For Barack Obama and the rest of the big government cabal – which includes many Republicans – nothing less than American freedom is the enemy:
- Economic freedom is hard to maintain when they have regulated the American economy into virtual stagnation. Insufficient jobs and more government largesse leads to more people falling out of the workforce and becoming wards of the state. Today the Labor Force Participation Rate is at its lowest in almost 40 Years and fully half of Americans live in a home that receives government benefits.

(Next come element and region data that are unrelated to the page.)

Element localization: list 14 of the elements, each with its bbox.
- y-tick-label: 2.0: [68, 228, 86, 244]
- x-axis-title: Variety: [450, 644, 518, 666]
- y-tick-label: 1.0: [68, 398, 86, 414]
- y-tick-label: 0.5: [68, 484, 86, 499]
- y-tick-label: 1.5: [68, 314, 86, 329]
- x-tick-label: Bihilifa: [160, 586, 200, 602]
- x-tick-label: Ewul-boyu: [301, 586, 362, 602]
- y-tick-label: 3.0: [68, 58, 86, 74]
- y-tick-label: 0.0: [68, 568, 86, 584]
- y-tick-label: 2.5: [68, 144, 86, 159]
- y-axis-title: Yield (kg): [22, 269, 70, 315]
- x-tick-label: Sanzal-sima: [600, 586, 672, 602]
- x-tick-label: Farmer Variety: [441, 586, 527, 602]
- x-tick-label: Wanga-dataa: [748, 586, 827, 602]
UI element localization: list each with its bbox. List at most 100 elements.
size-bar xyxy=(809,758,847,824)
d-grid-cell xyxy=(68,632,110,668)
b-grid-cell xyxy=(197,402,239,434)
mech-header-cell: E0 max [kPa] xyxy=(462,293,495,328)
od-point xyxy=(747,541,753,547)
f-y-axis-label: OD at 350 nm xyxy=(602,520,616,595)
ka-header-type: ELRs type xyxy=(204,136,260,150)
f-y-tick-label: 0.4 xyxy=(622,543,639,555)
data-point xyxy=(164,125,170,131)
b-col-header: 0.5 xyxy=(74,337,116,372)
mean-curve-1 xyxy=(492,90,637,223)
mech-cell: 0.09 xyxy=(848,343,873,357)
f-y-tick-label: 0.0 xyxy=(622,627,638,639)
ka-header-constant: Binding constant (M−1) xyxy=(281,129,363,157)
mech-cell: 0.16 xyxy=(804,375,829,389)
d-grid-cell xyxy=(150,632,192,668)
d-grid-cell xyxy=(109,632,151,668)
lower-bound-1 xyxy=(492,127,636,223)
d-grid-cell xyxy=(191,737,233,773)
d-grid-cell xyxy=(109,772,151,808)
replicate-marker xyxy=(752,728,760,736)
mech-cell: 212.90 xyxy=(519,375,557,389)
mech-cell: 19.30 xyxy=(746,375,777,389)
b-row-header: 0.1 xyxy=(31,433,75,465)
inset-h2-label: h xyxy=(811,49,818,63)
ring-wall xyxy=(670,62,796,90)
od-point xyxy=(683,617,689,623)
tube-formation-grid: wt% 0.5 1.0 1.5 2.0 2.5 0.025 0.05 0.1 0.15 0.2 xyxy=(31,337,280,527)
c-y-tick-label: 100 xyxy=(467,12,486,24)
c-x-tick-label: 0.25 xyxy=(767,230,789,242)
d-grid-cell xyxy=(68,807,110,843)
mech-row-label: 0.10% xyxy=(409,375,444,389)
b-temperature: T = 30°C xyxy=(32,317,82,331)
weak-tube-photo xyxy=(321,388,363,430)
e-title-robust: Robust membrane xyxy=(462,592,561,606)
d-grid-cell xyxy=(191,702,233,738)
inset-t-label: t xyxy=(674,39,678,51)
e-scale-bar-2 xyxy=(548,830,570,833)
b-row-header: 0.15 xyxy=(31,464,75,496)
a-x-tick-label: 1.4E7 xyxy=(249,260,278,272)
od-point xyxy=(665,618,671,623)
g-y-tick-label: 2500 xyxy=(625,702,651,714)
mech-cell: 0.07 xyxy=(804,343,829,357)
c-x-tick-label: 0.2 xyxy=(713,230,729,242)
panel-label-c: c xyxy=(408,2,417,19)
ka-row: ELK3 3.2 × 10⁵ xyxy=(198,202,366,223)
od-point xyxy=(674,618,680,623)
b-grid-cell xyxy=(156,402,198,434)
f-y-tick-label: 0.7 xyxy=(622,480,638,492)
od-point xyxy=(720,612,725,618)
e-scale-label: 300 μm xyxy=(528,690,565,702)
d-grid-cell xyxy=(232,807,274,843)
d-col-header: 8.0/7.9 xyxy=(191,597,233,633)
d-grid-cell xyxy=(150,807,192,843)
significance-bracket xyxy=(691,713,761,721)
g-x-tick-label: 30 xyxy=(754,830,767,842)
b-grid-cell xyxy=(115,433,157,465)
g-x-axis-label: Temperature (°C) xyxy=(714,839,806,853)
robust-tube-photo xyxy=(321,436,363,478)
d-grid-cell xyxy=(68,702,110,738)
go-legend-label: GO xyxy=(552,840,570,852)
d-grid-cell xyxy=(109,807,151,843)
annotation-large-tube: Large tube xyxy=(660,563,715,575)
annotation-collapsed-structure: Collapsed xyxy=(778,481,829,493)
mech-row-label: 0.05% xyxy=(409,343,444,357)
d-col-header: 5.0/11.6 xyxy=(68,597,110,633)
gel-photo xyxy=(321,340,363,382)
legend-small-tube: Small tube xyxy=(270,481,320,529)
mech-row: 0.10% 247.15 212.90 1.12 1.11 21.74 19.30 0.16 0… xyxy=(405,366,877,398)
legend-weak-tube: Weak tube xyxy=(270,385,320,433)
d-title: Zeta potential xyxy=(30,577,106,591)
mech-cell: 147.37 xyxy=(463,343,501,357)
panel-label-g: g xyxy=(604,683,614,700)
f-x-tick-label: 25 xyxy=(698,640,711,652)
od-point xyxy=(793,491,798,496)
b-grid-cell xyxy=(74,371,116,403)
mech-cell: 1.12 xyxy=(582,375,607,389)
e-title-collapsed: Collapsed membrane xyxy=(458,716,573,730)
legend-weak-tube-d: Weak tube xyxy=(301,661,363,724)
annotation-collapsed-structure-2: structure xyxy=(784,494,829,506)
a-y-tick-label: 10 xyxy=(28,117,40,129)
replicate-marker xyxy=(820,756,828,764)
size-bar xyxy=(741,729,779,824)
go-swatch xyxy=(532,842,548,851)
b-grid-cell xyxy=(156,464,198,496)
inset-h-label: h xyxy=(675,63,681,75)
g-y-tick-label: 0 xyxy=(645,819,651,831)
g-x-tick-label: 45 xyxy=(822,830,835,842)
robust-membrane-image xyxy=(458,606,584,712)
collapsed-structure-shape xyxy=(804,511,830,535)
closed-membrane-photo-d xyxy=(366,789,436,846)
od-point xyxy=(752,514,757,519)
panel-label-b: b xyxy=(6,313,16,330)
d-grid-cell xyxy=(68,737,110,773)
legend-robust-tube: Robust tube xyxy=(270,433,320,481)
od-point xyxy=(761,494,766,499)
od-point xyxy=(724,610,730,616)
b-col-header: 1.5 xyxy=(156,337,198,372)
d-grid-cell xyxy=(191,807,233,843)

- Intellectual freedom is difficult to maintain when government is snooping on your every move and listening to virtually every word you say.
- Political freedom is hard to maintain when the government uses its police power to harass its enemies and allows unfettered entrance to those who do not share our values.
- Liberty itself becomes somewhat unrecognizable when virtually every element of your daily life is regulated by nameless faceless bureaucrats in Washington and beyond. They may not yet tell you when to get up, when to go to the bathroom and when to go to bed, but it’s only a matter of time as virtually every single thing you interact with every day is regulated. Who must live in your neighborhood. The type of plastic your alarm clock is made of. The amount of sugar in your cereal. The amount of water your toilet flushes. What kind of gas your car must use. The kind of car seat you must have for your kid. What you can give that kid for lunch. What they must learn in school. What your boss must pay you. What constitutes overtime. How many minorities your bank must lend to. Who can contribute how much to political campaigns. What people can say on the radio or TV. What the cable companies can charge you. What information Google can collect. What a company can say on the label of a can of corn. The kind of refrigerant used in your refrigerator. The kind of light bulbs in your night stand. Not to mention the confiscatory tax rates and a tax code that even its enforcers can’t understand. There’s virtually nothing you do in any given day that does not require Uncle Sam’s stamp of approval at some point along the way.
In substituting for Rush Limbaugh last week Mark Belling wondered if the United States today could rally a force to defeat… well, anything. That’s a good question because it appears to be the case that the nation that rallied itself to defeat the greatest menace in human history is unable to recognize the threat to liberty right in its midst. Seventy five years ago the German and the Japanese conduct made them an easy target against whom to focus American attention and energy. Today, after a half century of the cancer of big government liberalism crippling American prosperity and eviscerating American freedom, perhaps it will be its flowering in the person of Barack Obama that will finally bring about its downfall. The soft tyranny of liberalism may not be as easy to recognize as the tyranny practiced by our enemies in WW II, but it is no less important to defeat. I hope Mark Belling will soon find himself pleasantly surprised.